Introduction

The flow of ice sheets and their interaction with climatic conditions involves the response of polycrystalline ice to stress and temperature over timescales of hundreds to thousands of years, which cannot be observed in laboratory experiments. However, ice-core data yield a variety of measurements of ice properties at the different depths down the core, including the corresponding ages of each ice element, which reflect the above timescales. These, though, are the ‘present’ states of the ice elements, which have evolved from some initial state as the ice element moves down the core from the surface. The correlation of the present statewith laws describing, for example, grain growth requires the motion history of each ice element: its particle path and deformation evolution. These, in turn, require the histories of the accumulation and strain rate.

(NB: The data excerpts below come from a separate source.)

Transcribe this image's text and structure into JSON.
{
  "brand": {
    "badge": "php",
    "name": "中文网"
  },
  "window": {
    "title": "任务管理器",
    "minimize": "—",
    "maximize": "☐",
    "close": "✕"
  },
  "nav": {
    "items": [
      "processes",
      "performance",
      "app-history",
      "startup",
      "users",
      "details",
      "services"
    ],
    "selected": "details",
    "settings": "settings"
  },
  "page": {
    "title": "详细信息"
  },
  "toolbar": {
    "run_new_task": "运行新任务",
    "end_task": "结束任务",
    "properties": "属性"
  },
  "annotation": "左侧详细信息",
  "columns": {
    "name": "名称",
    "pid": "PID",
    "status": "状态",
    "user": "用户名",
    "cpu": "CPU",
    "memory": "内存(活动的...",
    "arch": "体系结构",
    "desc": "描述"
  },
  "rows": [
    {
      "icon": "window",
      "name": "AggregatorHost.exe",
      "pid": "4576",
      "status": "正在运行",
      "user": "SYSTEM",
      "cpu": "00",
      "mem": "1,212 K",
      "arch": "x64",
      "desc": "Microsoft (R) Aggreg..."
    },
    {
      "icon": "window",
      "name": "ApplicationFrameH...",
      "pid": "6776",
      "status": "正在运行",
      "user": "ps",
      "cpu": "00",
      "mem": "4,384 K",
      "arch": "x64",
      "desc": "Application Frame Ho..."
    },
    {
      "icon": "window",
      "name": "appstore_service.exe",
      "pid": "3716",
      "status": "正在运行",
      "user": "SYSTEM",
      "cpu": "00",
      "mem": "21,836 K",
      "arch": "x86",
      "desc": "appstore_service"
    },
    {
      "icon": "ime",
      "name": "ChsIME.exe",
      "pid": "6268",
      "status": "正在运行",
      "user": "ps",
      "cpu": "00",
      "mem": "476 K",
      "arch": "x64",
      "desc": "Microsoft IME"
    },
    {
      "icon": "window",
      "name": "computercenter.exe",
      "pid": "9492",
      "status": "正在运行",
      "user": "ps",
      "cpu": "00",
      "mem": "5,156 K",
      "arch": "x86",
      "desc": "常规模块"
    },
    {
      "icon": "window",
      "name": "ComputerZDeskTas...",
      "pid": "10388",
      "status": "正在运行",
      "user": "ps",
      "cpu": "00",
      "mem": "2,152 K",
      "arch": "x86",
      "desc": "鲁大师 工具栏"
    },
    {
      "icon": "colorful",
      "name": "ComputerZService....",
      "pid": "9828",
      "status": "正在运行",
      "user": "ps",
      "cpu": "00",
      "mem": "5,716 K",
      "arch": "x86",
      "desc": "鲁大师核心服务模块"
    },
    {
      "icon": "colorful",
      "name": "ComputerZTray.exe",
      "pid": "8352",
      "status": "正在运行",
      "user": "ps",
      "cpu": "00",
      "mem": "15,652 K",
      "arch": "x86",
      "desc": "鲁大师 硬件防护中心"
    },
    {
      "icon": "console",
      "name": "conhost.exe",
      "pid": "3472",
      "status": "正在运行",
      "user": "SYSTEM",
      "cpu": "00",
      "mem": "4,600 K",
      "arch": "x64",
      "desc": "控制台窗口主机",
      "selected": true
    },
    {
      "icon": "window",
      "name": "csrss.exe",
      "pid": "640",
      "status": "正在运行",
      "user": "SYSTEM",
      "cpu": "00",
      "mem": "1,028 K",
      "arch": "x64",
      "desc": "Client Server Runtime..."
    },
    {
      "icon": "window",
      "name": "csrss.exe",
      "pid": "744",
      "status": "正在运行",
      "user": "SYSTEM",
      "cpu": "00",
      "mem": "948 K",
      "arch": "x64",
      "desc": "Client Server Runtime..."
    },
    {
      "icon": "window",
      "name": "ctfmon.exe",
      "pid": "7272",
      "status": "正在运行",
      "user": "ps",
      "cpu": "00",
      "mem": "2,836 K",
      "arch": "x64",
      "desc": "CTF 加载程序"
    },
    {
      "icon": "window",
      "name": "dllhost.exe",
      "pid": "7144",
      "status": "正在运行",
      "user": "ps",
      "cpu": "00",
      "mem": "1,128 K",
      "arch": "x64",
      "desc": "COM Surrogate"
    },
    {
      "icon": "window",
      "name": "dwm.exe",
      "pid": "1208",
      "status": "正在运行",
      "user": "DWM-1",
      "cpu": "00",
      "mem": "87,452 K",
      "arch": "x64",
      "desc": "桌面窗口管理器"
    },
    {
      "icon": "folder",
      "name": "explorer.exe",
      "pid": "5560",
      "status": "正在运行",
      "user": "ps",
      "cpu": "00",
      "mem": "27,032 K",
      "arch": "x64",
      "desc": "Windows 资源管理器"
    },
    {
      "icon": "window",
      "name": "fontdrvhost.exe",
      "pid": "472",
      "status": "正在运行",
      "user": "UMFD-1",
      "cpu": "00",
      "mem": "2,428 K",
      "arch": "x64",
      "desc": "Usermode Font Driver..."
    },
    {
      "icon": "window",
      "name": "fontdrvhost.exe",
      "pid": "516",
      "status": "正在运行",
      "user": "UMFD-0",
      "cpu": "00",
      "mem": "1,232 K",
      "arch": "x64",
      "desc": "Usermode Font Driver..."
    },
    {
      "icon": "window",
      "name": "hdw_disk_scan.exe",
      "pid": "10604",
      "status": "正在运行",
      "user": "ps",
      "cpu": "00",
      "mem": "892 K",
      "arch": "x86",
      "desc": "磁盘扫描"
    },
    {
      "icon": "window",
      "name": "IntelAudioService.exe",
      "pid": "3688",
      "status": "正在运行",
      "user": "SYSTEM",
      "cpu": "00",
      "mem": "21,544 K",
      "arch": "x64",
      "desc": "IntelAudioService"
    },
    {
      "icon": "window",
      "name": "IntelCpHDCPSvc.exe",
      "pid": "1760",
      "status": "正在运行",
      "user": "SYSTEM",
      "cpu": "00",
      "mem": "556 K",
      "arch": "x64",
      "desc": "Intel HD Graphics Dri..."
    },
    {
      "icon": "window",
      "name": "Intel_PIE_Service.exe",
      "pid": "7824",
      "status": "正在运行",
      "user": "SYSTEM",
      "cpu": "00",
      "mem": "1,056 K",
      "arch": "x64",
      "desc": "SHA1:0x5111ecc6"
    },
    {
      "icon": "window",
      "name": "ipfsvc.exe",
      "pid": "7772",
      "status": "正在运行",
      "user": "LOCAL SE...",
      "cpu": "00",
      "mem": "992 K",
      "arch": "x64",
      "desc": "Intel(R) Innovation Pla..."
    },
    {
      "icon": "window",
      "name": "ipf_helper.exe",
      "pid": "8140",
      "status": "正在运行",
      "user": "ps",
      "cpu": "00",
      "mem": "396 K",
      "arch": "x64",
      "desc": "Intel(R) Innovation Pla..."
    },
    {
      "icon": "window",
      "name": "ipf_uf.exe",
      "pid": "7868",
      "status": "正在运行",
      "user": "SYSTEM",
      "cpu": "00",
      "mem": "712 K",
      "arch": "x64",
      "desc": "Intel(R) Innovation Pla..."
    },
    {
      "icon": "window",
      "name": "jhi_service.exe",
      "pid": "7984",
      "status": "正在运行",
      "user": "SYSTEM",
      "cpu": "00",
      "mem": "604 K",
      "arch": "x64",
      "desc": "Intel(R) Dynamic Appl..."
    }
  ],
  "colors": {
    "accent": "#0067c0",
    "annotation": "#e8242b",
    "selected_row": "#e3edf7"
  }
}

We will make the conventional assumptions of purely vertical particle velocity and uniform compressive axial strain rate in the core, which yield a tractable one-dimensional analysis. The present surface accumulation is measured. To determine the past thickness, it is necessary to prescribe the history of melting (or refreezing) at the bed and to extend the above axial motion assumptions below the core, down to the bed, which is assumed here for illustration. To determine the surface- and bed-elevation histories it is then necessary to prescribe an additional bed condition (e.g. a rigid-bed assumption), but conditions below the core do not influence the core analysis. The vertical motion approximation also supposes the core is near a divide, which may not be a good approximation for all 11 cores treated.

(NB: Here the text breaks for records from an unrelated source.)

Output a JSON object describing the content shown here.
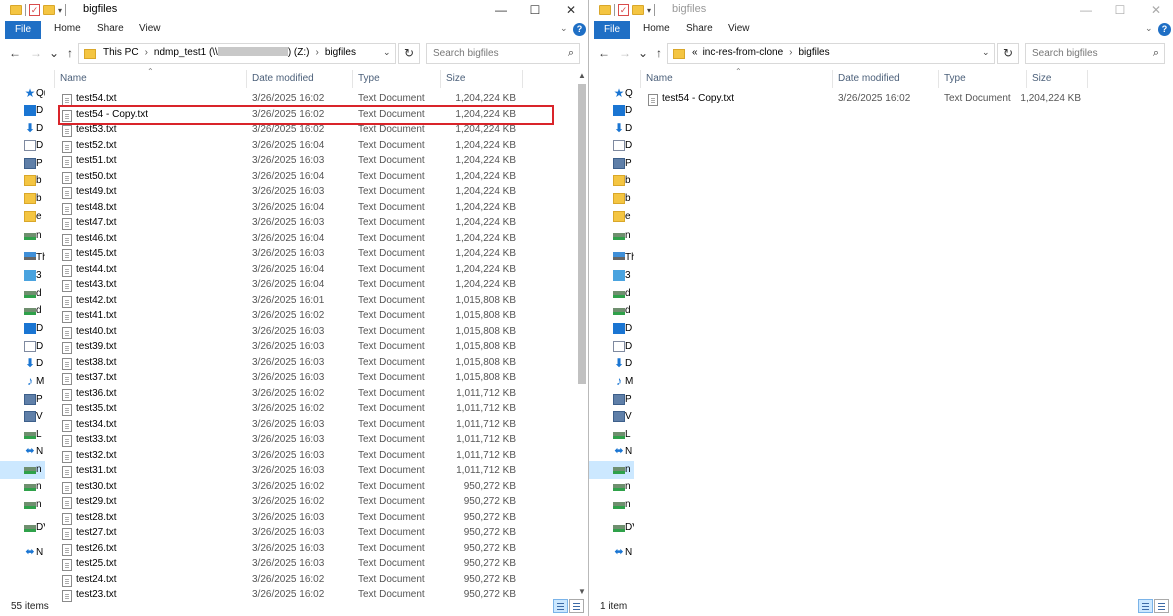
{
  "left_window": {
    "title": "bigfiles",
    "controls": {
      "minimize": "—",
      "maximize": "☐",
      "close": "✕"
    },
    "ribbon": {
      "file": "File",
      "tabs": [
        "Home",
        "Share",
        "View"
      ],
      "help": "?"
    },
    "address": {
      "this_pc": "This PC",
      "share_before": "ndmp_test1 (\\\\",
      "share_after": ") (Z:)",
      "folder": "bigfiles"
    },
    "search_placeholder": "Search bigfiles",
    "columns": {
      "name": "Name",
      "date": "Date modified",
      "type": "Type",
      "size": "Size"
    },
    "sidebar": [
      "Qu",
      "D",
      "D",
      "D",
      "P",
      "b",
      "b",
      "e",
      "n",
      "Th",
      "3",
      "d",
      "d",
      "D",
      "D",
      "D",
      "M",
      "P",
      "V",
      "L",
      "N",
      "n",
      "n",
      "n",
      "DV",
      "N"
    ],
    "files": [
      {
        "name": "test54.txt",
        "date": "3/26/2025 16:02",
        "type": "Text Document",
        "size": "1,204,224 KB"
      },
      {
        "name": "test54 - Copy.txt",
        "date": "3/26/2025 16:02",
        "type": "Text Document",
        "size": "1,204,224 KB"
      },
      {
        "name": "test53.txt",
        "date": "3/26/2025 16:02",
        "type": "Text Document",
        "size": "1,204,224 KB"
      },
      {
        "name": "test52.txt",
        "date": "3/26/2025 16:04",
        "type": "Text Document",
        "size": "1,204,224 KB"
      },
      {
        "name": "test51.txt",
        "date": "3/26/2025 16:03",
        "type": "Text Document",
        "size": "1,204,224 KB"
      },
      {
        "name": "test50.txt",
        "date": "3/26/2025 16:04",
        "type": "Text Document",
        "size": "1,204,224 KB"
      },
      {
        "name": "test49.txt",
        "date": "3/26/2025 16:03",
        "type": "Text Document",
        "size": "1,204,224 KB"
      },
      {
        "name": "test48.txt",
        "date": "3/26/2025 16:04",
        "type": "Text Document",
        "size": "1,204,224 KB"
      },
      {
        "name": "test47.txt",
        "date": "3/26/2025 16:03",
        "type": "Text Document",
        "size": "1,204,224 KB"
      },
      {
        "name": "test46.txt",
        "date": "3/26/2025 16:04",
        "type": "Text Document",
        "size": "1,204,224 KB"
      },
      {
        "name": "test45.txt",
        "date": "3/26/2025 16:03",
        "type": "Text Document",
        "size": "1,204,224 KB"
      },
      {
        "name": "test44.txt",
        "date": "3/26/2025 16:04",
        "type": "Text Document",
        "size": "1,204,224 KB"
      },
      {
        "name": "test43.txt",
        "date": "3/26/2025 16:04",
        "type": "Text Document",
        "size": "1,204,224 KB"
      },
      {
        "name": "test42.txt",
        "date": "3/26/2025 16:01",
        "type": "Text Document",
        "size": "1,015,808 KB"
      },
      {
        "name": "test41.txt",
        "date": "3/26/2025 16:02",
        "type": "Text Document",
        "size": "1,015,808 KB"
      },
      {
        "name": "test40.txt",
        "date": "3/26/2025 16:03",
        "type": "Text Document",
        "size": "1,015,808 KB"
      },
      {
        "name": "test39.txt",
        "date": "3/26/2025 16:03",
        "type": "Text Document",
        "size": "1,015,808 KB"
      },
      {
        "name": "test38.txt",
        "date": "3/26/2025 16:03",
        "type": "Text Document",
        "size": "1,015,808 KB"
      },
      {
        "name": "test37.txt",
        "date": "3/26/2025 16:03",
        "type": "Text Document",
        "size": "1,015,808 KB"
      },
      {
        "name": "test36.txt",
        "date": "3/26/2025 16:02",
        "type": "Text Document",
        "size": "1,011,712 KB"
      },
      {
        "name": "test35.txt",
        "date": "3/26/2025 16:02",
        "type": "Text Document",
        "size": "1,011,712 KB"
      },
      {
        "name": "test34.txt",
        "date": "3/26/2025 16:03",
        "type": "Text Document",
        "size": "1,011,712 KB"
      },
      {
        "name": "test33.txt",
        "date": "3/26/2025 16:03",
        "type": "Text Document",
        "size": "1,011,712 KB"
      },
      {
        "name": "test32.txt",
        "date": "3/26/2025 16:03",
        "type": "Text Document",
        "size": "1,011,712 KB"
      },
      {
        "name": "test31.txt",
        "date": "3/26/2025 16:03",
        "type": "Text Document",
        "size": "1,011,712 KB"
      },
      {
        "name": "test30.txt",
        "date": "3/26/2025 16:02",
        "type": "Text Document",
        "size": "950,272 KB"
      },
      {
        "name": "test29.txt",
        "date": "3/26/2025 16:02",
        "type": "Text Document",
        "size": "950,272 KB"
      },
      {
        "name": "test28.txt",
        "date": "3/26/2025 16:03",
        "type": "Text Document",
        "size": "950,272 KB"
      },
      {
        "name": "test27.txt",
        "date": "3/26/2025 16:03",
        "type": "Text Document",
        "size": "950,272 KB"
      },
      {
        "name": "test26.txt",
        "date": "3/26/2025 16:03",
        "type": "Text Document",
        "size": "950,272 KB"
      },
      {
        "name": "test25.txt",
        "date": "3/26/2025 16:03",
        "type": "Text Document",
        "size": "950,272 KB"
      },
      {
        "name": "test24.txt",
        "date": "3/26/2025 16:02",
        "type": "Text Document",
        "size": "950,272 KB"
      },
      {
        "name": "test23.txt",
        "date": "3/26/2025 16:02",
        "type": "Text Document",
        "size": "950,272 KB"
      }
    ],
    "status": "55 items"
  },
  "right_window": {
    "title": "bigfiles",
    "controls": {
      "minimize": "—",
      "maximize": "☐",
      "close": "✕"
    },
    "ribbon": {
      "file": "File",
      "tabs": [
        "Home",
        "Share",
        "View"
      ],
      "help": "?"
    },
    "address": {
      "overflow": "«",
      "parent": "inc-res-from-clone",
      "folder": "bigfiles"
    },
    "search_placeholder": "Search bigfiles",
    "columns": {
      "name": "Name",
      "date": "Date modified",
      "type": "Type",
      "size": "Size"
    },
    "sidebar": [
      "Q",
      "D",
      "D",
      "D",
      "P",
      "b",
      "b",
      "e",
      "n",
      "Th",
      "3",
      "d",
      "d",
      "D",
      "D",
      "D",
      "M",
      "P",
      "V",
      "L",
      "N",
      "n",
      "n",
      "n",
      "DV",
      "N"
    ],
    "files": [
      {
        "name": "test54 - Copy.txt",
        "date": "3/26/2025 16:02",
        "type": "Text Document",
        "size": "1,204,224 KB"
      }
    ],
    "status": "1 item"
  },
  "colors": {
    "accent": "#1f6fc5",
    "highlight_border": "#d9242a",
    "selection": "#cce8ff"
  },
  "highlighted_file": "test54 - Copy.txt"
}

With the above core assumptions we obtain differential equations and initial conditions for each ice particle path, the ice thickness evolution and the deformation evolution. The particle path solution, and hence the age/depth relation, is formally expressed in terms of a repeated integral involving, in turn, the strain-rate and surface-accumulation histories (Reference MorlandMorland, 2009). Reference MorlandMorland (2009) correlated age/depth data points from three cores allowing strain rate and surface accumulation to be completely independent, which is not sensible. Here we make the more plausible restriction that the strain rate is proportional to the surface accumulation, so the unknowns are the accumulation as a function of past time, and the proportionality factor. Adopting physically sensible functional forms for the positive accumulation with unknown coefficients allows a least-squares correlation with measured age/depth points. The measured age/depth data points and present surface accumulation from 11 ‘present’ ice cores are analysed in the above manner, to infer the past accumulation and strain-rate histories for each core.

It was found that correlations close to the best obtained, that is, with slightly larger mean-square errors, sometimes yielded quite different solutions, so while the presented solutions are consistent with the age/depth data, it must be concluded that further information about past conditions is needed to restrict the correlation so that a robust solution is obtained – one varying little between alternative close correlations.

Kinematics

The following kinematic relations and formal integral solutions were presented by Reference MorlandMorland (2009). They are the necessary basis for particle path determination and age/depth correlations.

Figure 1 shows schematic bed and surface elevations, z = f(t) and z = h(t), at the ice-core location, at past time t, and at present time t = 0, with f(0) = f ₀ = 0 and h(0) = h ₀. The z-coordinate is measured vertically upward from the present bed location; w is the vertically upward particle velocity; q(t) is the surface accumulation, a positive downward ice deposit (negative if there is surface melting) at time t, shown by the arrow direction, with q(0) = q ₀; b(t) is the basal melt, a positive downward ice loss (negative if there is refreezing) at time t, shown by the arrow direction, with b(0) = b ₀. The surface elevation and depths are for ‘ice equivalent’ conditions, where firn thickness has been converted to ice thickness at density ρ _i.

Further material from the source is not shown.